In case of (a), to address the issue of endogeneity in the reputational status (binary), I use an instrumented variable (IV) approach and estimate the following equations:

y1 = exp(y2 + x1 + x2 + x3) + u1 (1) --> panel negative binomial model (FE)

y2 = x1 + x2 + x3 + z1 + z2 + z3 + u2 (2) --> panel probit model (RE)

Let me briefly describe (b) case: using Leximancer I was able to analyze the text reviews and extract 4 primary emerged themes (i.e., interpersonal manners, staff, office, knowledge), for which I was able to export the total number of counts of occurrences. Let me call these variables n1/n4.
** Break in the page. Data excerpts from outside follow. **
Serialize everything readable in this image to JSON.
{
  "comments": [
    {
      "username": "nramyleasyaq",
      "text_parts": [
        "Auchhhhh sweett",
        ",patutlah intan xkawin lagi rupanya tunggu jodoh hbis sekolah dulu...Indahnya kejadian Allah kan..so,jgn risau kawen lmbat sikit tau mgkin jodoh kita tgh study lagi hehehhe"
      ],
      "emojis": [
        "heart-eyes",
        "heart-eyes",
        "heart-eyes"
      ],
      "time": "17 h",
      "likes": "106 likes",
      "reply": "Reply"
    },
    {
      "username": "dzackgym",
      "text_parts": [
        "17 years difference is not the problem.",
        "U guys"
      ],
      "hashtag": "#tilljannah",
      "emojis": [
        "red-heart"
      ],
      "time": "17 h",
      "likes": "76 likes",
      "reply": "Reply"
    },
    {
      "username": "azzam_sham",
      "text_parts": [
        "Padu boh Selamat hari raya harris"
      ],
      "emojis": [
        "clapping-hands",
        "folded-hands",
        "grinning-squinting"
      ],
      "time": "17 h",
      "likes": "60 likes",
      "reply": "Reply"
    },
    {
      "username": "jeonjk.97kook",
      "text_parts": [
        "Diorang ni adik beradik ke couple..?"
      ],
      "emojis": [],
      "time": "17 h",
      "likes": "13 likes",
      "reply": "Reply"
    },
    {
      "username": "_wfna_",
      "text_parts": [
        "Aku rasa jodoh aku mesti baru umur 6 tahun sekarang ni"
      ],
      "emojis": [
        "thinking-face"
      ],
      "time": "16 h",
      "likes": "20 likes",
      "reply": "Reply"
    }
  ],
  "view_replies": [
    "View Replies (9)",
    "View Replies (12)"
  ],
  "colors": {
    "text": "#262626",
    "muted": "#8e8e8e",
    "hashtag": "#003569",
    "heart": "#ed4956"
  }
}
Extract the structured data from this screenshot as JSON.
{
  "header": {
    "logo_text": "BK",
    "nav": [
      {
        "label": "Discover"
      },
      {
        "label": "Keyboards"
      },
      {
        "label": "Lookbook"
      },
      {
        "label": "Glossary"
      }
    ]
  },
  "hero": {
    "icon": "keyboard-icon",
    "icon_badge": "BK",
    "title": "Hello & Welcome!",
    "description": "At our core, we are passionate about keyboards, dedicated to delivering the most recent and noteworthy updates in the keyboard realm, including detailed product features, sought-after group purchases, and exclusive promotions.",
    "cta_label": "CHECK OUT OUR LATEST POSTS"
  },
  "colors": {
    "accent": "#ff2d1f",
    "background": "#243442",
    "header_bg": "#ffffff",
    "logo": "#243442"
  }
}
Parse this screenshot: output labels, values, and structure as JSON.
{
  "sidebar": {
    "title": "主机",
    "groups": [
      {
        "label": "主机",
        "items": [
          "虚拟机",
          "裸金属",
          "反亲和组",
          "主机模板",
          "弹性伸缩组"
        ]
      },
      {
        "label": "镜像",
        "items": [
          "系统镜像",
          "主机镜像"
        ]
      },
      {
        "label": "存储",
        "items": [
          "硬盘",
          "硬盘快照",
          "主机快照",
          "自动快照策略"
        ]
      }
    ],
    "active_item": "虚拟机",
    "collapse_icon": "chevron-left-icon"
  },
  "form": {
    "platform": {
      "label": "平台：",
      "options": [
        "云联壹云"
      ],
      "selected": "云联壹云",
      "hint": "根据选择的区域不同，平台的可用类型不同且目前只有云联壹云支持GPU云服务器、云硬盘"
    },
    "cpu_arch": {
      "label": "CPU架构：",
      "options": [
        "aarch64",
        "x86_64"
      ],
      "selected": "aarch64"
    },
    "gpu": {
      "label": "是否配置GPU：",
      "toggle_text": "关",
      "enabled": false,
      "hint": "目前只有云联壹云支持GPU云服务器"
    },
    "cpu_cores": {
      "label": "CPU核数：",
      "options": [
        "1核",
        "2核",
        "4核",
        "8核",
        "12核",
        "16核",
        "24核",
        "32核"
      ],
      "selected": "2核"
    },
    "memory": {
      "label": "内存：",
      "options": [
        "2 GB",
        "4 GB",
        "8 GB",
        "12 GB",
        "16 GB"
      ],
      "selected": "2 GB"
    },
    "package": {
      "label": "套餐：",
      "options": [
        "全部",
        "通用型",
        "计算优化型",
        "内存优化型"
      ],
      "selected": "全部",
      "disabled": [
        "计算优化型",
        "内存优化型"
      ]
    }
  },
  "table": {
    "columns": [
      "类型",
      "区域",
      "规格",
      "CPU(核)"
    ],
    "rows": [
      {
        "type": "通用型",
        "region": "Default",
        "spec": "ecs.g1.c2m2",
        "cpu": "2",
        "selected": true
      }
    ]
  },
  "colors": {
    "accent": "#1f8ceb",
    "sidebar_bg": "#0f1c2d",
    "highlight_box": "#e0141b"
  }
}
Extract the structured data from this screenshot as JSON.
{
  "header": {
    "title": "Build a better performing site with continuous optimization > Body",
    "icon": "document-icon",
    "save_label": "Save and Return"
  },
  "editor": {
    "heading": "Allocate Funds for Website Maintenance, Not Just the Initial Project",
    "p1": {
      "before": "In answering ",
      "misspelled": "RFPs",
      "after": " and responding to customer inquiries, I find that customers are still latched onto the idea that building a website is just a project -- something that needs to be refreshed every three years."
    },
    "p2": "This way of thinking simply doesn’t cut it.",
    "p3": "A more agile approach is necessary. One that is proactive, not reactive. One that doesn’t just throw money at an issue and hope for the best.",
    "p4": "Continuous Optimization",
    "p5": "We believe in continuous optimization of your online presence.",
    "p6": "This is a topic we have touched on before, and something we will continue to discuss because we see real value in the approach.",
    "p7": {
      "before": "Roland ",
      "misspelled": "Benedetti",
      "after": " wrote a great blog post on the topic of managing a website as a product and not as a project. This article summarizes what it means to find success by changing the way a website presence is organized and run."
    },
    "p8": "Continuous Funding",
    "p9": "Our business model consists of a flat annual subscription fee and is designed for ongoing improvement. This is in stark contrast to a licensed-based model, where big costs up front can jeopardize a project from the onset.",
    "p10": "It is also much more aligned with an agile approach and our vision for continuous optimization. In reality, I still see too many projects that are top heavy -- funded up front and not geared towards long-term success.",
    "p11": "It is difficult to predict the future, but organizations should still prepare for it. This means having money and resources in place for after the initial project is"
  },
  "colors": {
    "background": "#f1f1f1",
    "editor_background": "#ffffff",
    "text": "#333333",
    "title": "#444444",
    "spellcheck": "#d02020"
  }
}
Note, “as is” n1/n4 do not directly impact referrals, as higher count of, say, office or staff related concepts has nothing to do with the referrals. For that reason, I additionally extracted the overall sentiment accumulating from the reviews for a given physician (let’s call it “s”). Now, it is plausible to assume that higher count with favorable sentiment could positively impact referrals, whereas higher count with unfavorable sentiment could negatively impact referrals.

Having said the above, the model to be estimated is:

y1 = exp(x1 + x2 + x3
+ n1 + n2 +n3 +n4 + s
+ n1*s + n2*s + n3*s + n4*s) + u3 (3)

Note, I included the main effects in the model, despite the fact that n1/n4 are not theoretically related to y1 -- is this correct? Or shall I drop the main effects?

Further, to “correct” equation (3) for endogeneity (as I did with case (a)), I only have 3 instruments available (z1/z3) as in (2) and it makes it literally impossible to employ the IV approach to instrument all 9 parameters (i.e., main effects + interactions) in equation (3).

Is there any way to go about such situation (may be some augmented or step-wise models?)? I’d sincerely appreciate your feedback.